Farmers like Ms. Occhipinti believe they “have a responsibility to the people of the future,” she said. “We are in a good moment: Young people are making wine, there is more sensibility. The most important thing is to think small, not: production, production, production.”
These biodynamic farms, I was realizing, are self-sustaining idylls. They grow what they need, they don’t produce much waste, they respect the land. I had become a believer.
It was right around that time that I let my small children roam freely — unseen, unsupervised — through the vegetable patch at the Fonterenza winery.
Fonterenza is run by two sisters, Margherita and Francesca Padovani. Fifteen years ago, the Padovani sisters transformed their childhood summer home, a 400-year-old palazzo in the hills of Montalcino, into a kind of winemaking Eden, a swath of Italian paradise removed from all the bad stuff in the world.
My children were pillaging the garden for ripe tomatoes and fallen plums. Through the thicket of cypress trees, I could hear their sounds of laughter, of playing, of a happy childhood. I was feeling pretty smug. Until I heard Margherita’s voice.
“They must watch out for vipers! They must! Children! If you see a snake, stomp the ground very hard!”

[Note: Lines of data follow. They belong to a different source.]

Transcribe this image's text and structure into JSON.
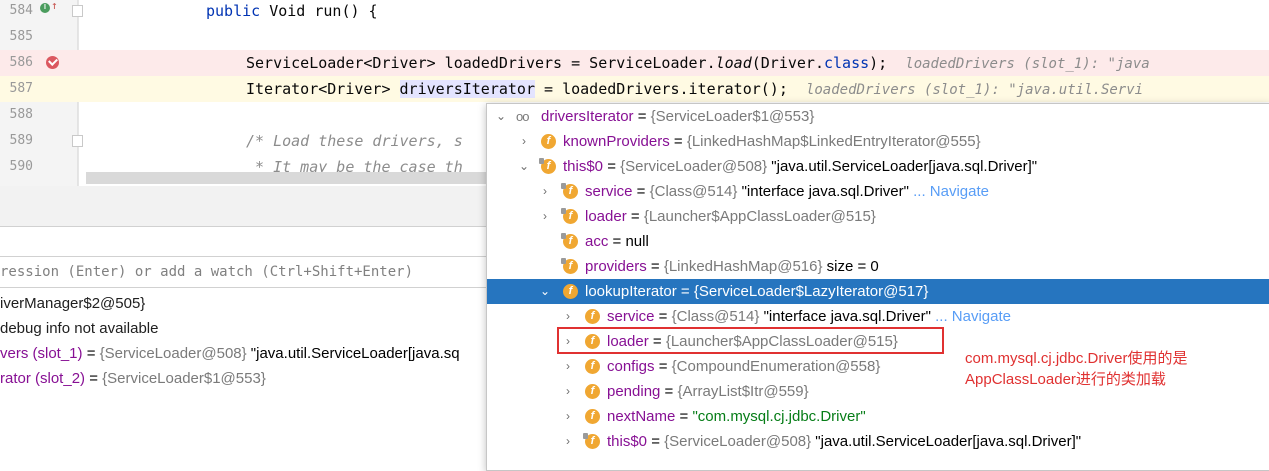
{
  "editor": {
    "lines": [
      {
        "num": "584",
        "seg_kw": "public",
        "seg_type": " Void ",
        "seg_name": "run() {"
      },
      {
        "num": "585"
      },
      {
        "num": "586",
        "code_a": "ServiceLoader<Driver> loadedDrivers = ServiceLoader.",
        "code_method": "load",
        "code_b": "(Driver.",
        "code_kw": "class",
        "code_c": ");",
        "hint": "loadedDrivers (slot_1): \"java"
      },
      {
        "num": "587",
        "code_a": "Iterator<Driver> ",
        "code_sel": "driversIterator",
        "code_b": " = loadedDrivers.iterator();",
        "hint": "loadedDrivers (slot_1): \"java.util.Servi"
      },
      {
        "num": "588"
      },
      {
        "num": "589",
        "comment": "/* Load these drivers, s"
      },
      {
        "num": "590",
        "comment": " * It may be the case th"
      }
    ]
  },
  "evaluate": {
    "placeholder": "ression (Enter) or add a watch (Ctrl+Shift+Enter)"
  },
  "frames": [
    {
      "text": "iverManager$2@505}"
    },
    {
      "text": " debug info not available"
    },
    {
      "name": "vers (slot_1)",
      "eq": " = ",
      "ref": "{ServiceLoader@508}",
      "val": " \"java.util.ServiceLoader[java.sq"
    },
    {
      "name": "rator (slot_2)",
      "eq": " = ",
      "ref": "{ServiceLoader$1@553}"
    }
  ],
  "popup": {
    "rows": [
      {
        "name": "driversIterator",
        "eq": " = ",
        "ref": "{ServiceLoader$1@553}"
      },
      {
        "name": "knownProviders",
        "eq": " = ",
        "ref": "{LinkedHashMap$LinkedEntryIterator@555}"
      },
      {
        "name": "this$0",
        "eq": " = ",
        "ref": "{ServiceLoader@508}",
        "val": " \"java.util.ServiceLoader[java.sql.Driver]\""
      },
      {
        "name": "service",
        "eq": " = ",
        "ref": "{Class@514}",
        "val": " \"interface java.sql.Driver\"",
        "link": " ... Navigate"
      },
      {
        "name": "loader",
        "eq": " = ",
        "ref": "{Launcher$AppClassLoader@515}"
      },
      {
        "name": "acc",
        "eq": " = ",
        "val": "null"
      },
      {
        "name": "providers",
        "eq": " = ",
        "ref": "{LinkedHashMap@516}",
        "val": "  size = 0"
      },
      {
        "name": "lookupIterator",
        "eq": " = ",
        "ref": "{ServiceLoader$LazyIterator@517}"
      },
      {
        "name": "service",
        "eq": " = ",
        "ref": "{Class@514}",
        "val": " \"interface java.sql.Driver\"",
        "link": " ... Navigate"
      },
      {
        "name": "loader",
        "eq": " = ",
        "ref": "{Launcher$AppClassLoader@515}"
      },
      {
        "name": "configs",
        "eq": " = ",
        "ref": "{CompoundEnumeration@558}"
      },
      {
        "name": "pending",
        "eq": " = ",
        "ref": "{ArrayList$Itr@559}"
      },
      {
        "name": "nextName",
        "eq": " = ",
        "str": "\"com.mysql.cj.jdbc.Driver\""
      },
      {
        "name": "this$0",
        "eq": " = ",
        "ref": "{ServiceLoader@508}",
        "val": " \"java.util.ServiceLoader[java.sql.Driver]\""
      }
    ]
  },
  "annotation": {
    "line1": "com.mysql.cj.jdbc.Driver使用的是",
    "line2": "AppClassLoader进行的类加载"
  },
  "colors": {
    "selection": "#2675bf",
    "breakpoint": "#db5860",
    "annotation": "#e03131",
    "field_icon": "#f0a732"
  }
}
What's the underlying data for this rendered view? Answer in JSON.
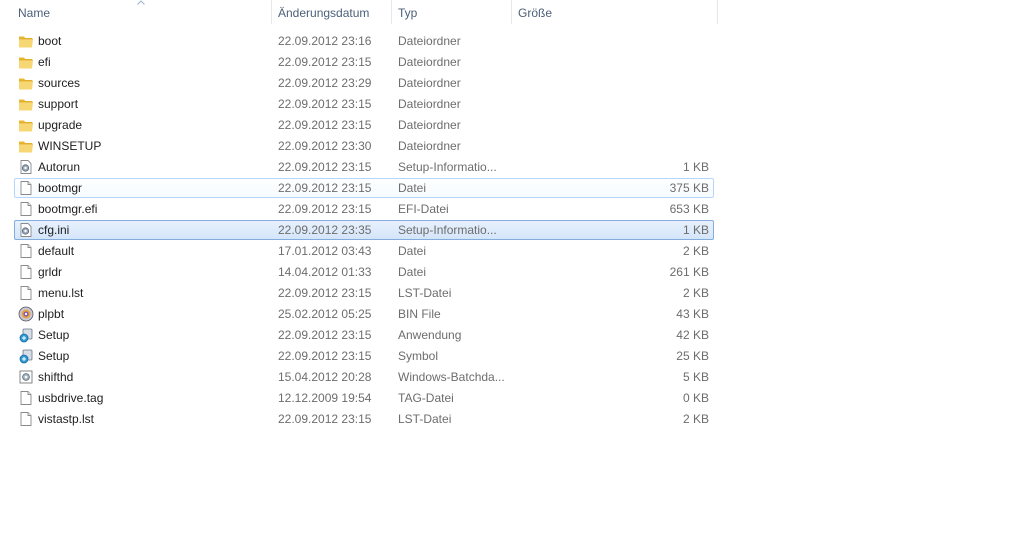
{
  "columns": {
    "name": "Name",
    "date": "Änderungsdatum",
    "type": "Typ",
    "size": "Größe"
  },
  "files": [
    {
      "name": "boot",
      "date": "22.09.2012 23:16",
      "type": "Dateiordner",
      "size": "",
      "icon": "folder-icon"
    },
    {
      "name": "efi",
      "date": "22.09.2012 23:15",
      "type": "Dateiordner",
      "size": "",
      "icon": "folder-icon"
    },
    {
      "name": "sources",
      "date": "22.09.2012 23:29",
      "type": "Dateiordner",
      "size": "",
      "icon": "folder-icon"
    },
    {
      "name": "support",
      "date": "22.09.2012 23:15",
      "type": "Dateiordner",
      "size": "",
      "icon": "folder-icon"
    },
    {
      "name": "upgrade",
      "date": "22.09.2012 23:15",
      "type": "Dateiordner",
      "size": "",
      "icon": "folder-icon"
    },
    {
      "name": "WINSETUP",
      "date": "22.09.2012 23:30",
      "type": "Dateiordner",
      "size": "",
      "icon": "folder-icon"
    },
    {
      "name": "Autorun",
      "date": "22.09.2012 23:15",
      "type": "Setup-Informatio...",
      "size": "1 KB",
      "icon": "settings-file-icon"
    },
    {
      "name": "bootmgr",
      "date": "22.09.2012 23:15",
      "type": "Datei",
      "size": "375 KB",
      "icon": "file-icon",
      "state": "hover"
    },
    {
      "name": "bootmgr.efi",
      "date": "22.09.2012 23:15",
      "type": "EFI-Datei",
      "size": "653 KB",
      "icon": "file-icon"
    },
    {
      "name": "cfg.ini",
      "date": "22.09.2012 23:35",
      "type": "Setup-Informatio...",
      "size": "1 KB",
      "icon": "settings-file-icon",
      "state": "selected"
    },
    {
      "name": "default",
      "date": "17.01.2012 03:43",
      "type": "Datei",
      "size": "2 KB",
      "icon": "file-icon"
    },
    {
      "name": "grldr",
      "date": "14.04.2012 01:33",
      "type": "Datei",
      "size": "261 KB",
      "icon": "file-icon"
    },
    {
      "name": "menu.lst",
      "date": "22.09.2012 23:15",
      "type": "LST-Datei",
      "size": "2 KB",
      "icon": "file-icon"
    },
    {
      "name": "plpbt",
      "date": "25.02.2012 05:25",
      "type": "BIN File",
      "size": "43 KB",
      "icon": "disc-icon"
    },
    {
      "name": "Setup",
      "date": "22.09.2012 23:15",
      "type": "Anwendung",
      "size": "42 KB",
      "icon": "setup-icon"
    },
    {
      "name": "Setup",
      "date": "22.09.2012 23:15",
      "type": "Symbol",
      "size": "25 KB",
      "icon": "setup-icon"
    },
    {
      "name": "shifthd",
      "date": "15.04.2012 20:28",
      "type": "Windows-Batchda...",
      "size": "5 KB",
      "icon": "batch-file-icon"
    },
    {
      "name": "usbdrive.tag",
      "date": "12.12.2009 19:54",
      "type": "TAG-Datei",
      "size": "0 KB",
      "icon": "file-icon"
    },
    {
      "name": "vistastp.lst",
      "date": "22.09.2012 23:15",
      "type": "LST-Datei",
      "size": "2 KB",
      "icon": "file-icon"
    }
  ]
}
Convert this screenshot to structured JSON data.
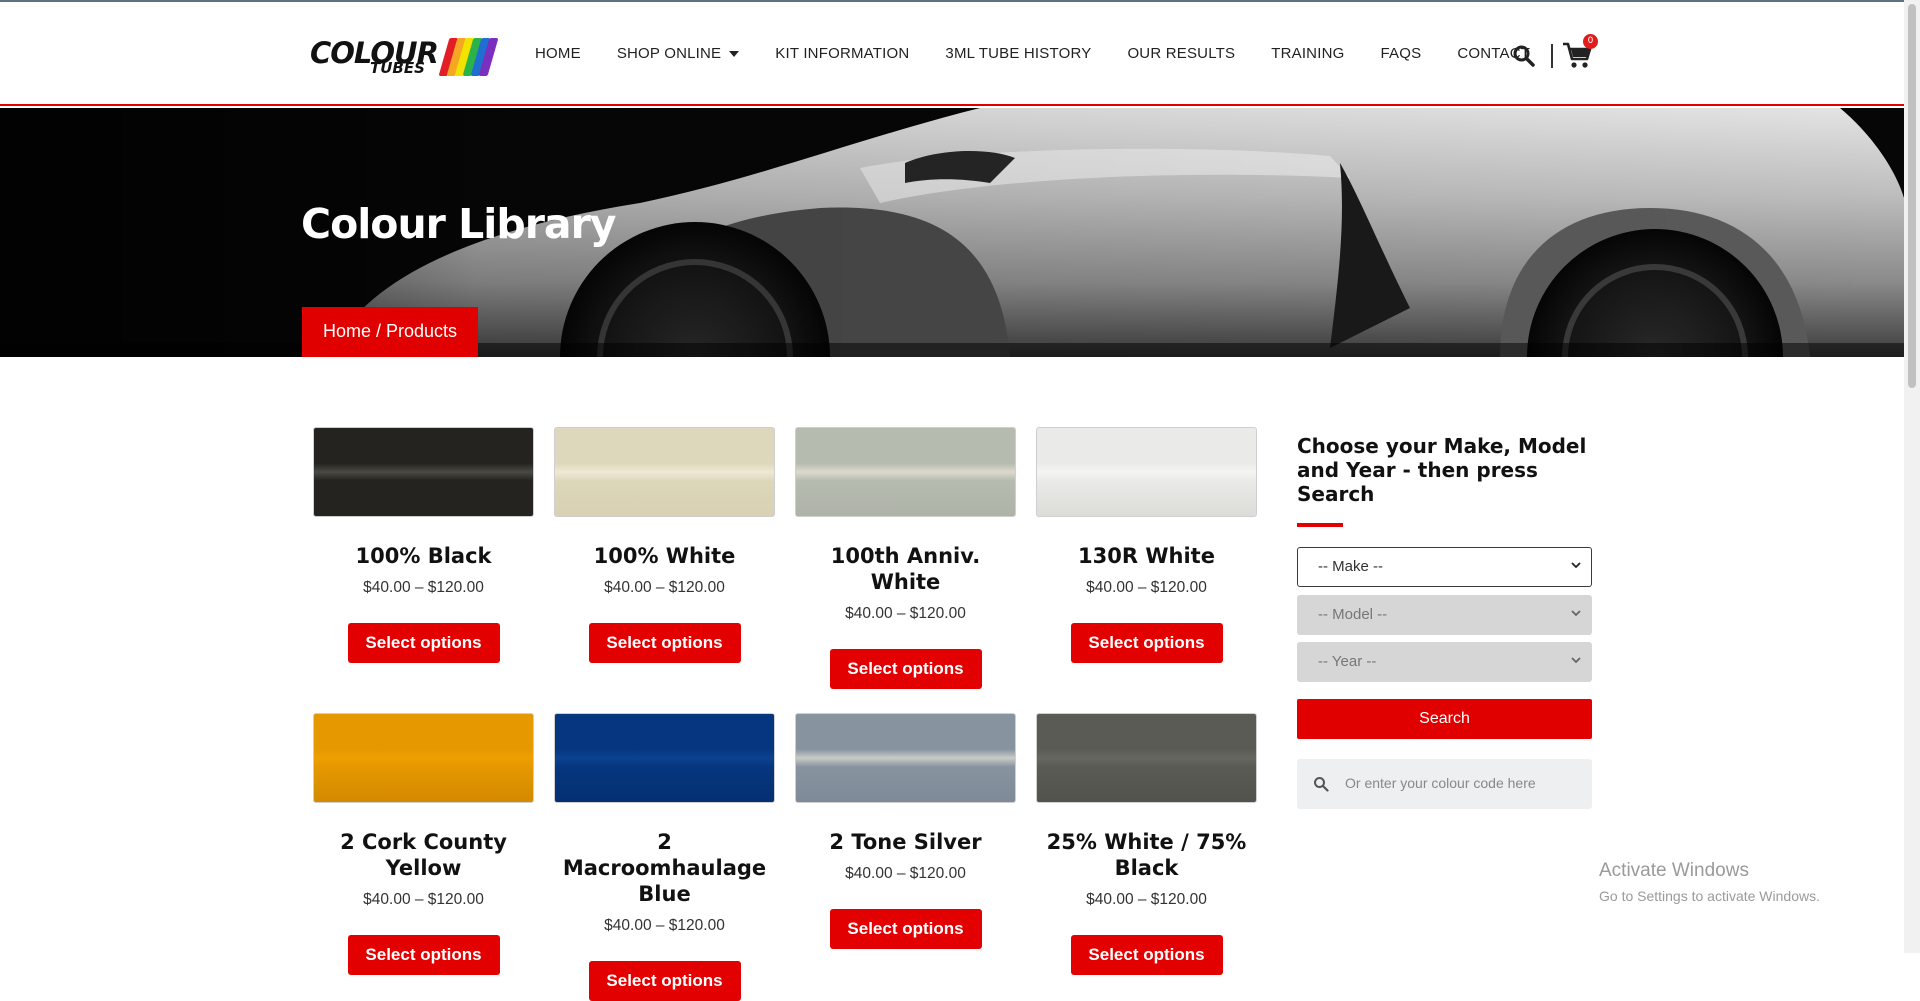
{
  "logo": {
    "word1": "COLOUR",
    "word2": "TUBES",
    "stripe_colors": [
      "#e31d25",
      "#f5a623",
      "#f2e200",
      "#2bb34a",
      "#1f6fd1",
      "#7b2fbe"
    ]
  },
  "nav": {
    "items": [
      "HOME",
      "SHOP ONLINE",
      "KIT INFORMATION",
      "3ML TUBE HISTORY",
      "OUR RESULTS",
      "TRAINING",
      "FAQS",
      "CONTACT"
    ],
    "cart_count": "0"
  },
  "hero": {
    "title": "Colour Library",
    "breadcrumb": "Home / Products"
  },
  "products": [
    {
      "name": "100% Black",
      "price": "$40.00 – $120.00",
      "button": "Select options",
      "colors": [
        "#24231f",
        "#4a4944",
        "#24231f"
      ]
    },
    {
      "name": "100% White",
      "price": "$40.00 – $120.00",
      "button": "Select options",
      "colors": [
        "#ddd7bb",
        "#eee9d4",
        "#d8d1b2"
      ]
    },
    {
      "name": "100th Anniv. White",
      "price": "$40.00 – $120.00",
      "button": "Select options",
      "colors": [
        "#b6bbb0",
        "#ddd9cc",
        "#aeb3a8"
      ]
    },
    {
      "name": "130R White",
      "price": "$40.00 – $120.00",
      "button": "Select options",
      "colors": [
        "#eaebe8",
        "#f4f4f2",
        "#dcdcd8"
      ]
    },
    {
      "name": "2 Cork County Yellow",
      "price": "$40.00 – $120.00",
      "button": "Select options",
      "colors": [
        "#e59800",
        "#ee9f00",
        "#d48a00"
      ]
    },
    {
      "name": "2 Macroomhaulage Blue",
      "price": "$40.00 – $120.00",
      "button": "Select options",
      "colors": [
        "#06367f",
        "#0c428f",
        "#062f73"
      ]
    },
    {
      "name": "2 Tone Silver",
      "price": "$40.00 – $120.00",
      "button": "Select options",
      "colors": [
        "#8893a0",
        "#c9ccc6",
        "#7f8a98"
      ]
    },
    {
      "name": "25% White / 75% Black",
      "price": "$40.00 – $120.00",
      "button": "Select options",
      "colors": [
        "#5a5b55",
        "#666760",
        "#52534d"
      ]
    }
  ],
  "sidebar": {
    "title": "Choose your Make, Model and Year - then press Search",
    "make": "-- Make --",
    "model": "-- Model --",
    "year": "-- Year --",
    "search_button": "Search",
    "code_placeholder": "Or enter your colour code here"
  },
  "watermark": {
    "line1": "Activate Windows",
    "line2": "Go to Settings to activate Windows."
  },
  "colors": {
    "accent": "#e10000",
    "text": "#222222"
  }
}
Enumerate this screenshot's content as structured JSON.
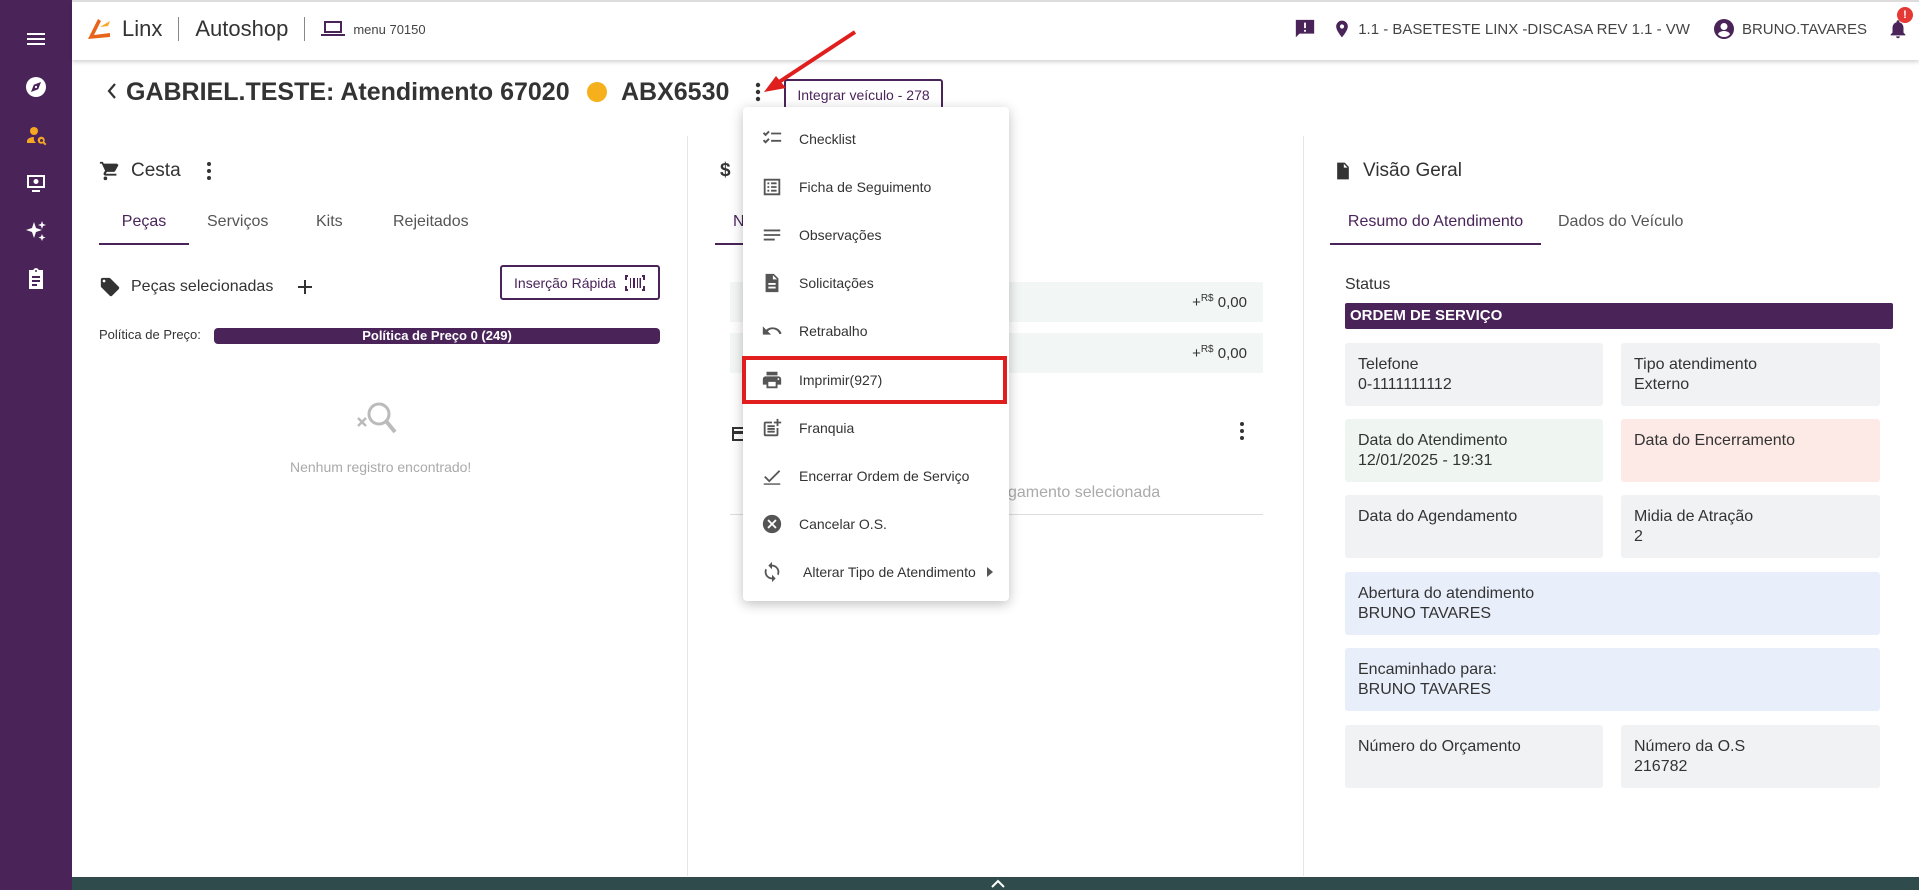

In an instant: a change of heart. Maybe chemicals aren’t all bad? Sensing maternal panic, Francesca suggested we go into town, Sant’Angelo in Colle, for lunch.
From the edge of the centuries-old hilltop town, the Italian countryside was laid out before us like a verdant patchwork quilt stitched together by dirt roads. We walked up to the main piazza, where one lonely child was walking around with a soccer ball as if certain there must be another child nearby who wanted to play. Farther on a man in an apron yelled something very loud at the window of an ancient building. The last time there was a census here, in 2011, the population was 204.
There were 10 of us for lunch: my husband, his parents, our children, the sisters Padovani, Margherita’s husband, John, and their infant daughter. We had pushed together a few tables on the terrace of Il Pozzo, a small trattoria serving classic Tuscan food. Under a canopy of white umbrellas, late summer sunlight poured in.
“Here wine is food: It’s our culture, our history,” Francesca said. “The wine has always been made by the farmers, not people who thought of themselves as winemakers. It is nothing but grape juice.”
“As it should be,” her sister said, finishing the thought.
The waiter laid out platters of warm, crisp fiori di zucca and insalata caprese, while Francesca filled our glasses with Fonterenza Rosso di Montalcino. (The proprietors of the restaurant hardly seemed to mind that Francesca had brought her own bottles.)
“The big vineyards make wine that always tastes the same,” Francesca said. “That’s not wine. Wine is about finding the beauty of the vintage, finding its personality: 2014 was a cold, difficult vintage; 2015 was the opposite — full and ripe and feminine. It should always tell a story.”
A short while later, the waiter placed bowls of pici al ragù and pici all’aglione in front of us, and Francesca stood to pour the Fonterenza Brunello di Montalcino around the table. Slow, heavy church bells reminded us it was midday, and gradually the sky clouded over. The landscape grew darker and a small stream of sunlight beamed directly onto a field of haystacks in the distance like a laser. The gods were playing favorites.
Instantly, the farmers knew what the rest of us did not.
“Grab your things — it’s going to pour,” Margherita said, wrapping her baby in a blanket and getting up from the table.
A second later, it was biblical, pelting the umbrellas like punishment. Rivers of rainwater gushed down the street. We all ran inside for cover (and caffe macchiati) — all but my children, who ran directly into the piazza, which had been transformed into a makeshift Tuscan water park.
I watched them jumping in puddles, arms outstretched, willing more rain to fall. Margherita stood next to me, shifting her infant daughter to her shoulder. I asked her if it was difficult to be a woman in her industry.
“People didn’t think we could do it,” she said. “And we didn’t know much. We planted half a hectare of cabernet sauvignon. That didn’t work. And if we knew what we were doing, we wouldn’t have broken so much machinery. But we believed we were doing the right thing.”
Theirs is a romantic undertaking. These young farmers with their tanned skin and leather bracelets are living a kind of bohemian utopia: Make beautiful wine using only the tools Mother Earth provides. Let the moon and the stars be your guide. Think small and waste nothing. Listen to music and read Goethe. And when winter comes, bury your secrets in the soil.
“The biggest misconception is that this is witchcraft. It is not witchcraft,” Mr. de Prato had said to me, smiling for a moment. “Well, maybe a little.”